What is the velocity of a 100 g ball on a 50 cm string moving in a horizontal circle that requires a centripetal force of 1 N?

should be 2.24m/s

use the equation F=m(v^2/r)

To find the velocity of a ball moving in a horizontal circle, we need to consider the centripetal force required to keep it in uniform circular motion.

Step 1: Convert mass to kilograms
Given that the mass of the ball is 100 g, we need to convert it to kilograms by dividing it by 1000.
100 g = 100/1000 = 0.1 kg

Step 2: Convert string length to meters
Given that the string length is 50 cm, we need to convert it to meters by dividing it by 100.
50 cm = 50/100 = 0.5 m

Step 3: Find the centripetal force
The centripetal force required to keep an object in uniform circular motion is given by the formula:
Centripetal force (F) = (mass (m) * velocity (v)^2) / radius (r)

We are given that the centripetal force is 1 N, the mass is 0.1 kg, and the radius is 0.5 m.

1 N = (0.1 kg * v^2) / 0.5 m

Step 4: Calculate velocity
Now, let's find the velocity (v).

Rearranging the formula, we have:
v^2 = (F * r) / m

v^2 = (1 N * 0.5 m) / 0.1 kg
v^2 = 0.5 Nm / 0.1 kg
v^2 = 5 Nm/kg

Taking the square root of both sides, we get:
v = √(5 Nm/kg)

Therefore, the velocity of the ball on a 50 cm string, requiring a centripetal force of 1 N, is approximately √(5 Nm/kg).

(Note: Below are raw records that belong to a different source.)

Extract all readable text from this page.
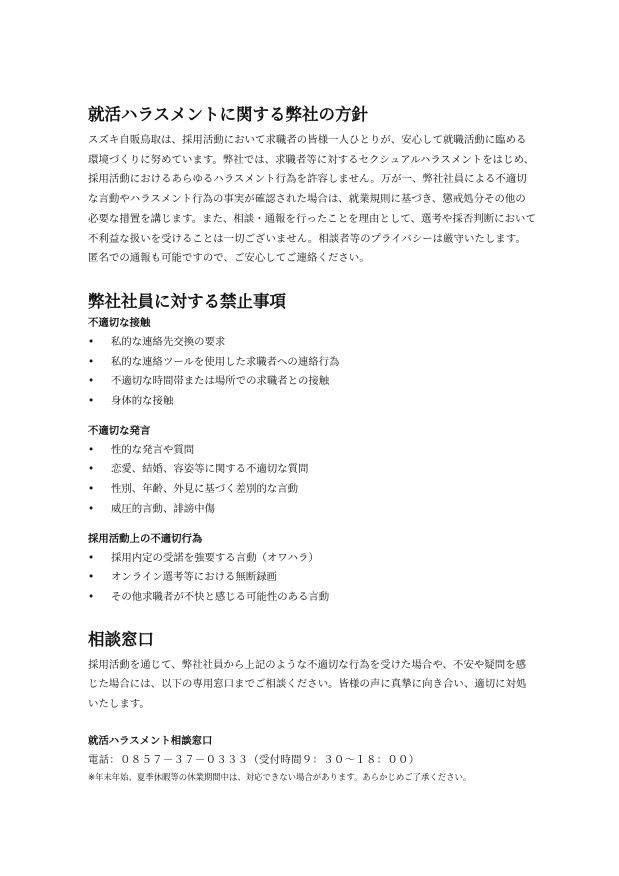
就活ハラスメントに関する弊社の方針

スズキ自販鳥取は、採用活動において求職者の皆様一人ひとりが、安心して就職活動に臨める環境づくりに努めています。弊社では、求職者等に対するセクシュアルハラスメントをはじめ、採用活動におけるあらゆるハラスメント行為を許容しません。万が一、弊社社員による不適切な言動やハラスメント行為の事実が確認された場合は、就業規則に基づき、懲戒処分その他の必要な措置を講じます。また、相談・通報を行ったことを理由として、選考や採否判断において不利益な扱いを受けることは一切ございません。相談者等のプライバシーは厳守いたします。匿名での通報も可能ですので、ご安心してご連絡ください。

弊社社員に対する禁止事項
不適切な接触
• 私的な連絡先交換の要求
• 私的な連絡ツールを使用した求職者への連絡行為
• 不適切な時間帯または場所での求職者との接触
• 身体的な接触
不適切な発言
• 性的な発言や質問
• 恋愛、結婚、容姿等に関する不適切な質問
• 性別、年齢、外見に基づく差別的な言動
• 威圧的言動、誹謗中傷
採用活動上の不適切行為
• 採用内定の受諾を強要する言動（オワハラ）
• オンライン選考等における無断録画
• その他求職者が不快と感じる可能性のある言動
相談窓口

採用活動を通じて、弊社社員から上記のような不適切な行為を受けた場合や、不安や疑問を感じた場合には、以下の専用窓口までご相談ください。皆様の声に真摯に向き合い、適切に対処いたします。

就活ハラスメント相談窓口
電話：０８５７－３７－０３３３（受付時間９：３０～１８：００）
※年末年始、夏季休暇等の休業期間中は、対応できない場合があります。あらかじめご了承ください。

To find the velocity of the ball, we need to use the centripetal force equation.

The centripetal force (Fc) acting on an object moving in a circle is given by:

Fc = (m * v^2) / r

Where:
- Fc is the centripetal force
- m is the mass of the object
- v is the velocity of the object
- r is the radius of the circle

In this case, the centripetal force is given as 1 N, the mass of the ball (m) is 100 g (which can be converted to kg by dividing by 1000), and the radius (r) is given as 50 cm (which can be converted to meters by dividing by 100).

So, the equation becomes:

1 N = ((100 g) * v^2) / (0.50 m)

Now, we can solve for the velocity (v).

Rearranging the equation, we have:

v^2 = (F * r) / m

Substituting the given values, we get:

v^2 = (1 N * 0.50 m) / (100 g)

Since the mass is in grams, we need to convert it to kilograms:

v^2 = (1 N * 0.50 m) / (0.1 kg)

v^2 = 5 N m / 0.1 kg

Simplifying further, we have:

v^2 = 50 m^2/s^2

Now, to find the velocity (v), we can take the square root of both sides of the equation:

v = √(50 m^2/s^2)

v ≈ 7.07 m/s

Therefore, the velocity of the ball when moving in a horizontal circle with a centripetal force of 1 N is approximately 7.07 m/s.